3. Now that the bottom is cut to the shape of your fixture determine how tall you want the sides of the planter box. Cut a long piece of wood to the desired height (we made ours 5” tall). This long piece will be cut to create the angled sides of the planter.
4. Next, use a protractor (or simple math) to determine the angles of your shape. All side angles should add up to 360. Divide each angle by 2 to determine the angle at which the sides will be joined. Our hexagon base was made up of six 60 degree angles; so we divided that by 2 and set the miter saw to 30 degrees.
5. Measure the length of a side of the hexagon base (ours were 3”). This measurement will also be the interior length of the sides of the planter (since the cuts are angled out they are slightly longer at on end).

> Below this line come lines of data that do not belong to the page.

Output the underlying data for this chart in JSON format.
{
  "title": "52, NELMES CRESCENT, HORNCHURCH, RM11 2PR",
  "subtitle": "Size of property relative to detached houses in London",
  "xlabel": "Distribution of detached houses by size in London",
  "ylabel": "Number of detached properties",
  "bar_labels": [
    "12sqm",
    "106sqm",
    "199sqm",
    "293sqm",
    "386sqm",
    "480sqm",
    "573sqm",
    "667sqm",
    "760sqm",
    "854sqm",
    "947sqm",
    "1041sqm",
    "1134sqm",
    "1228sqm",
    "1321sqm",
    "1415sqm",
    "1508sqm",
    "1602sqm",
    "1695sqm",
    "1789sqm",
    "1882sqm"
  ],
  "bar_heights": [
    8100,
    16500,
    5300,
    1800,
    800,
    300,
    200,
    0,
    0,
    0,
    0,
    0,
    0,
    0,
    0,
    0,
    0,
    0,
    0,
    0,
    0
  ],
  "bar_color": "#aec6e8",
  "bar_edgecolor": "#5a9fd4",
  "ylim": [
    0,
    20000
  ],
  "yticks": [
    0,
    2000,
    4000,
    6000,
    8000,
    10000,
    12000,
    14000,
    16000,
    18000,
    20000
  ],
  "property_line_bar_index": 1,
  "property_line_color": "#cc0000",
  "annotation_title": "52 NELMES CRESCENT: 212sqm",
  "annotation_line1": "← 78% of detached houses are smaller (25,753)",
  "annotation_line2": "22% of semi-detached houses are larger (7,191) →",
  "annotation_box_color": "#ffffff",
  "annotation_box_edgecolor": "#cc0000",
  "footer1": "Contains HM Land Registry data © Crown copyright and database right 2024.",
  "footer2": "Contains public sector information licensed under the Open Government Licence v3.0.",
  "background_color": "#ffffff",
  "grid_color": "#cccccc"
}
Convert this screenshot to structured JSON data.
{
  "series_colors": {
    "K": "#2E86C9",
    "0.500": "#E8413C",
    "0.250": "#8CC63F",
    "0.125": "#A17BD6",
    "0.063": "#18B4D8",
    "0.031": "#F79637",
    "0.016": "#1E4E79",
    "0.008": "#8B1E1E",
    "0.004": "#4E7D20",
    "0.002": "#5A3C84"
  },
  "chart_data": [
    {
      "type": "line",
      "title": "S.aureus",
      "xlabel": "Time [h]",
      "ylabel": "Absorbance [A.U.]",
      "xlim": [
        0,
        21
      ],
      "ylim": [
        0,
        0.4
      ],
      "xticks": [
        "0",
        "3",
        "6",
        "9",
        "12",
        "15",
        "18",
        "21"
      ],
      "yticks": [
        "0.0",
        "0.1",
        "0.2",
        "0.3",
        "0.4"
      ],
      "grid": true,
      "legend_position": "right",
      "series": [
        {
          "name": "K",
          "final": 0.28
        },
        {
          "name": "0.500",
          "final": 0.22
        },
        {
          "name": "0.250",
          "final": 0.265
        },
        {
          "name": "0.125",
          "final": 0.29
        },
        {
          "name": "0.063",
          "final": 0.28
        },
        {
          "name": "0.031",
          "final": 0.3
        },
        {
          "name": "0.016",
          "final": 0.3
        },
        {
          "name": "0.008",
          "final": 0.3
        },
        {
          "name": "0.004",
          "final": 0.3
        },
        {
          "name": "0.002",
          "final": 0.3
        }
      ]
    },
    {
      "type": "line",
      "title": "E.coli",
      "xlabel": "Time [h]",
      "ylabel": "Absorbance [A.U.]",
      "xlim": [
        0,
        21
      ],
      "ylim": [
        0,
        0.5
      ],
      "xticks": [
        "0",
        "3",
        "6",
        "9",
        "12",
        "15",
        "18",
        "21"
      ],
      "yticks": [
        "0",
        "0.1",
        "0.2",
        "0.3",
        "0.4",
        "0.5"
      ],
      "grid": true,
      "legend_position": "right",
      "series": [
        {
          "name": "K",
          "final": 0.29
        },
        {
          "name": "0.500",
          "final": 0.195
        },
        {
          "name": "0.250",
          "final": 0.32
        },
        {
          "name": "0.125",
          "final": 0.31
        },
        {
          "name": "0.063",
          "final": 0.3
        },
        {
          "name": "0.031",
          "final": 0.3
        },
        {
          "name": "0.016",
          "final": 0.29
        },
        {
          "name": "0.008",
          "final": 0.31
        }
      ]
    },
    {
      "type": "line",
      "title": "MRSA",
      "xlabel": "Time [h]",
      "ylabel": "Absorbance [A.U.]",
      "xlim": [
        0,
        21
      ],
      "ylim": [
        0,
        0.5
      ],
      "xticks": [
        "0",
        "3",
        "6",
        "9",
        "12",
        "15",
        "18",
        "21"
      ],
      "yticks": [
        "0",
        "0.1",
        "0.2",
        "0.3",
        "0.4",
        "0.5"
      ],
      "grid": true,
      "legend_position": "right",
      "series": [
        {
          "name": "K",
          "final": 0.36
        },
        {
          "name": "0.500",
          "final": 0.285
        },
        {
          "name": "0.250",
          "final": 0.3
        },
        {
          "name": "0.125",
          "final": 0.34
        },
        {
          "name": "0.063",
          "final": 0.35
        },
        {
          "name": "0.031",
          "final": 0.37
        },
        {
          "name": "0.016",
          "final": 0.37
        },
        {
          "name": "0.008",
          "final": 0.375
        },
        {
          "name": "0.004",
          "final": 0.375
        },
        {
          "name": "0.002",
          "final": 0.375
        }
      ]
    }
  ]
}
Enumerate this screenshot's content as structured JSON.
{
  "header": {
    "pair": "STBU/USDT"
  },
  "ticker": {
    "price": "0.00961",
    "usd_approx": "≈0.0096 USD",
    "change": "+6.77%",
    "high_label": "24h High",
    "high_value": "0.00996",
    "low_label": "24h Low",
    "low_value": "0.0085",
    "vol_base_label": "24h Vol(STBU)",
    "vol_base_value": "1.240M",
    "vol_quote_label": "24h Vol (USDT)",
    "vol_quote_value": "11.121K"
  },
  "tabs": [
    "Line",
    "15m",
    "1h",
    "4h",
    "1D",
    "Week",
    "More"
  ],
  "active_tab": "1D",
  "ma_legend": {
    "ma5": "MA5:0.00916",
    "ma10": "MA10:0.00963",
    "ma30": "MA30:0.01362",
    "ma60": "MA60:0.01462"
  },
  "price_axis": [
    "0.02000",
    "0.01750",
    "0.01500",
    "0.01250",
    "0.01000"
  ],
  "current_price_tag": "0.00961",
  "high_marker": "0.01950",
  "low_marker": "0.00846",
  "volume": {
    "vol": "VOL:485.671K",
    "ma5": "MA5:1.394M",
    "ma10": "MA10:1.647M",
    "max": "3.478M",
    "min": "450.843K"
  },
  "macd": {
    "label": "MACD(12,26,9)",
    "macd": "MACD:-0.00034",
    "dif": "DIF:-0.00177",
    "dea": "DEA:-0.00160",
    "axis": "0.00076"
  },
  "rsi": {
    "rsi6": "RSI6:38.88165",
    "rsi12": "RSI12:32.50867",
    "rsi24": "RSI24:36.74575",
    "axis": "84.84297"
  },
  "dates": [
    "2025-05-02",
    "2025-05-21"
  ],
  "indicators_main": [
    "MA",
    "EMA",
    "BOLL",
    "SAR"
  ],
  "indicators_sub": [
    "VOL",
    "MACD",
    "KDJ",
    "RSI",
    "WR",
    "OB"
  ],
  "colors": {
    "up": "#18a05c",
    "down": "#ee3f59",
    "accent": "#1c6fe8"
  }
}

6. Take your long piece of wood and make your first angled cut on one end. Measure over from the interior of that cut by 3” (or whatever your side length is) and mark it. Flip the wood and make your second cut. (You’ll know your cuts are correct if they are trapezoids, not parallelograms.) Continue measuring and flipping and cutting until you have all six sides cut.
7. As you cut your sides begin to fit them together in the way they will be attached to the hexagon bottom. This is a good time to sand/cut any excess if they aren’t fitting just right.
8. Once you have all the pieces cut it is time to glue the edges together. We used a nail gun to tack pieces in place with finishing nails. Let it dry overnight and paint/stain however you’d like. Put a plastic liner in the bottom to protect surfaces from leaks and add your plants!